Nello specifico, la Chiesa siciliana presentava una forte struttura gerarchica con al vertice l’Arcivescovo metropolita di Siracusa e poi con i Vescovi delle più importanti sedi vescovili, quali Leontinoi (Lentini), Catania, Taormina, Messina, Tyndarion, Palermo, Lilybaion (Marsala), Trokalis (Caltabellotta), Agrigento, Lipari e Malta, sedi alle quali nel VII sec. si aggiunsero Thermai (Termini Imerese) e Mylae (Milazzo). In questa gerarchia seguivano agli Eparchi (Vescovi), i Presbiteri, chiamati Papas e Protopapas (Arcipreti) e i Diaconi, adibiti ai servizi divini, all’amministrazione dei sacramenti e alla lettura delle Sacre scritture.
Le più alte cariche erano affidate ai Chierici greci, come dimostrato dal fatto che ben quattro vescovi di Roma furono Greci: Agatone (678-681), Leone II (682-683), Conone (686-687), Sergio I (687-701).

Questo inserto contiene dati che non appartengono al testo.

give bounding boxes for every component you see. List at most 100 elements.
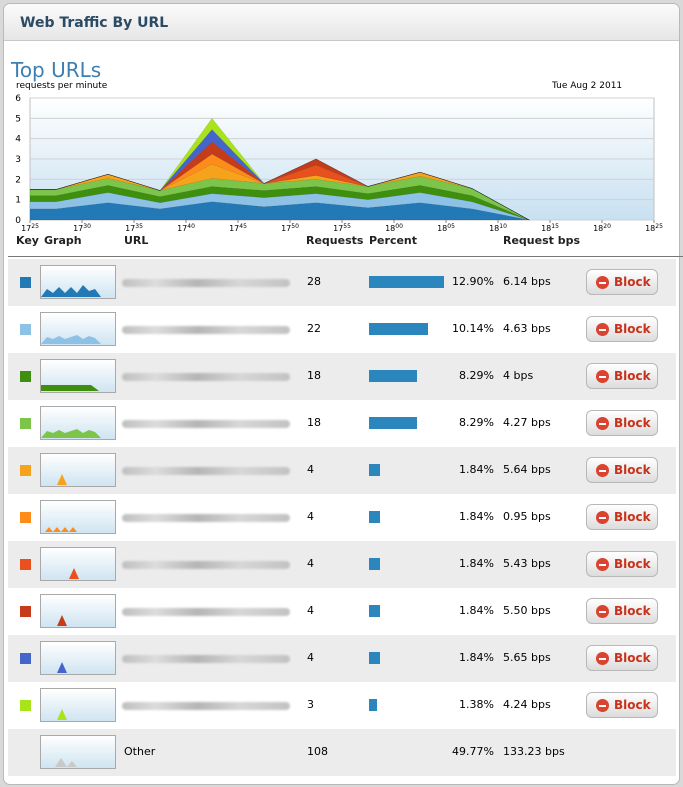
block-icon [596,605,609,618]
block-icon [596,370,609,383]
x-tick-label: 1810 [489,223,507,233]
y-tick-label: 0 [15,216,21,226]
panel-header: Web Traffic By URL [4,4,679,41]
block-button[interactable]: Block [586,269,658,295]
request-bps-value: 0.95 bps [503,510,551,523]
chart-date: Tue Aug 2 2011 [552,81,623,91]
block-icon [596,417,609,430]
block-button[interactable]: Block [586,551,658,577]
sparkline-graph [40,359,116,393]
sparkline-graph [40,688,116,722]
percent-value: 1.38% [459,698,494,711]
block-button-label: Block [614,698,651,712]
x-tick-label: 1805 [437,223,455,233]
blurred-url [122,702,290,710]
percent-bar [369,464,380,476]
key-swatch [20,653,31,664]
key-swatch [20,465,31,476]
x-tick-label: 1745 [229,223,247,233]
sparkline-area [69,568,79,579]
x-tick-label: 1825 [645,223,663,233]
request-bps-value: 5.43 bps [503,557,551,570]
blurred-url [122,608,290,616]
x-tick-label: 1800 [385,223,403,233]
key-swatch [20,606,31,617]
percent-bar [369,699,378,711]
x-tick-label: 1725 [21,223,39,233]
table-row-other: Other 108 49.77% 133.23 bps [8,729,676,776]
area-series-2 [29,192,530,221]
blurred-url [122,514,290,522]
y-tick-label: 1 [15,196,21,206]
traffic-area-chart: 0 1 2 3 4 5 6 1725 1730 1735 1740 1745 1750 1755 1800 1… [15,94,663,233]
key-swatch [20,700,31,711]
block-button[interactable]: Block [586,692,658,718]
block-button-label: Block [614,275,651,289]
percent-bar [369,323,428,335]
sparkline-graph [40,547,116,581]
block-button-label: Block [614,463,651,477]
key-swatch [20,512,31,523]
request-bps-value: 133.23 bps [503,745,565,758]
key-swatch [20,277,31,288]
blurred-url [122,373,290,381]
percent-bar [369,652,380,664]
block-icon [596,558,609,571]
sparkline-area [45,527,77,532]
x-tick-label: 1750 [281,223,299,233]
table-row: 4 1.84% 5.50 bps Block [8,588,676,635]
sparkline-graph [40,641,116,675]
other-url-label: Other [124,745,156,758]
block-button-label: Block [614,604,651,618]
sparkline-graph [40,594,116,628]
sparkline-area [41,285,101,297]
percent-value: 1.84% [459,557,494,570]
requests-value: 4 [307,651,314,664]
block-button[interactable]: Block [586,363,658,389]
block-button[interactable]: Block [586,410,658,436]
table-row: 4 1.84% 5.65 bps Block [8,635,676,682]
sparkline-area [57,709,67,720]
key-swatch [20,559,31,570]
requests-value: 4 [307,510,314,523]
requests-value: 28 [307,275,321,288]
block-icon [596,699,609,712]
key-swatch [20,418,31,429]
block-button[interactable]: Block [586,457,658,483]
blurred-url [122,655,290,663]
block-icon [596,511,609,524]
panel-title: Web Traffic By URL [20,15,169,31]
area-series-4 [29,176,530,221]
sparkline-area [55,758,77,767]
x-tick-label: 1820 [593,223,611,233]
block-button[interactable]: Block [586,598,658,624]
sparkline-area [41,335,101,344]
blurred-url [122,467,290,475]
request-bps-value: 4.24 bps [503,698,551,711]
x-tick-label: 1815 [541,223,559,233]
percent-bar [369,511,380,523]
x-tick-label: 1735 [125,223,143,233]
block-button[interactable]: Block [586,645,658,671]
header-divider [8,256,683,257]
sparkline-graph [40,453,116,487]
blurred-url [122,279,290,287]
sparkline-graph [40,406,116,440]
y-tick-label: 5 [15,114,21,124]
area-series-3 [29,185,530,221]
percent-value: 1.84% [459,510,494,523]
y-axis-label: requests per minute [16,81,108,91]
block-button[interactable]: Block [586,316,658,342]
requests-value: 4 [307,557,314,570]
sparkline-graph [40,265,116,299]
block-button[interactable]: Block [586,504,658,530]
requests-value: 3 [307,698,314,711]
sparkline-area [41,385,99,391]
table-row: 22 10.14% 4.63 bps Block [8,306,676,353]
column-header-bps: Request bps [503,234,581,247]
percent-value: 49.77% [452,745,494,758]
sparkline-area [57,615,67,626]
percent-value: 10.14% [452,322,494,335]
blurred-url [122,420,290,428]
sparkline-area [41,429,101,438]
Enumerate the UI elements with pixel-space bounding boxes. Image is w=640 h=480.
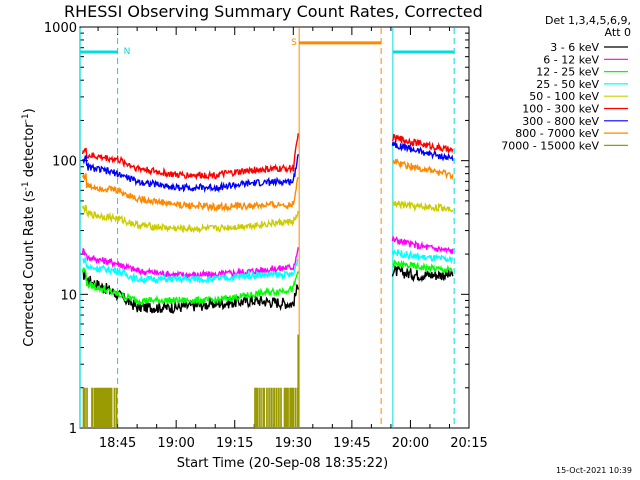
series-line (391, 264, 454, 283)
timestamp: 15-Oct-2021 10:39 (556, 466, 632, 475)
x-axis-label: Start Time (20-Sep-08 18:35:22) (177, 456, 388, 471)
x-tick-label: 19:30 (275, 436, 312, 451)
x-tick-label: 20:15 (450, 436, 487, 451)
series-line (81, 266, 299, 307)
y-label-superscript: -1 (21, 113, 31, 122)
series-line (81, 173, 299, 213)
y-axis-label: Corrected Count Rate (s-1 detector-1) (21, 108, 37, 346)
legend-label: 800 - 7000 keV (515, 127, 599, 140)
x-tick-label: 20:00 (392, 436, 429, 451)
series-line (391, 199, 454, 213)
interval-label: S (291, 38, 297, 48)
legend-label: 6 - 12 keV (543, 53, 599, 66)
legend-header: Det 1,3,4,5,6,9, (545, 14, 631, 27)
y-label-part: Corrected Count Rate (s (22, 190, 37, 347)
series-line (82, 154, 299, 194)
series-line (81, 204, 299, 234)
y-label-part: ) (22, 108, 37, 113)
legend-header: Att 0 (605, 26, 631, 39)
series-line (82, 257, 299, 285)
series-line (391, 249, 453, 265)
x-tick-label: 19:00 (157, 436, 194, 451)
series-line (81, 133, 299, 181)
x-tick-label: 19:45 (333, 436, 370, 451)
legend-label: 7000 - 15000 keV (501, 139, 599, 152)
x-tick-label: 18:45 (99, 436, 136, 451)
legend-label: 25 - 50 keV (536, 78, 599, 91)
legend-label: 3 - 6 keV (550, 41, 599, 54)
series-line (391, 139, 454, 162)
y-label-part: detector (22, 122, 37, 182)
legend-label: 50 - 100 keV (529, 90, 599, 103)
y-tick-label: 10 (60, 288, 77, 303)
legend-label: 100 - 300 keV (522, 103, 599, 116)
interval-label: N (124, 47, 131, 57)
y-tick-label: 1000 (44, 21, 77, 36)
x-tick-label: 19:15 (216, 436, 253, 451)
chart-title: RHESSI Observing Summary Count Rates, Co… (64, 2, 483, 21)
series-line (81, 247, 299, 280)
series-line (391, 234, 454, 255)
series-line (391, 133, 454, 154)
y-tick-label: 1 (69, 422, 77, 437)
y-tick-label: 100 (52, 155, 77, 170)
legend-label: 12 - 25 keV (536, 66, 599, 79)
y-label-superscript: -1 (21, 181, 31, 190)
series-line (392, 259, 454, 274)
series-line (392, 157, 454, 181)
legend-label: 300 - 800 keV (522, 115, 599, 128)
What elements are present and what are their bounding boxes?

Nel 732 tuttavia questo clima di contaminazione si sfalda e si acuiscono le controversie politiche e dottrinali tra Roma e l'Impero d'Oriente, poiché il Papa Gregorio III si rifiutò di approvare gli Editti iconoclasti, emanati dall'imperatore Leone III, il quale reagì requisendo i beni della Chiesa in Calabria, Puglia, Basilicata e Sicilia e sottoponendo all'autorità del patriarca di Costantinopoli tutte le Diocesi dell'Italia meridionale e dei Balcani. In tale contesto le ulteriori persecuzioni iconoclaste indussero molti fedeli e santi monaci a lasciare i territori orientali dell’Impero e a cercare rifugio in Italia meridionale e in Sicilia, luoghi nei quali riuscirono a nascondere preziose icone e reliquie, ancora oggi venerate dai fedeli.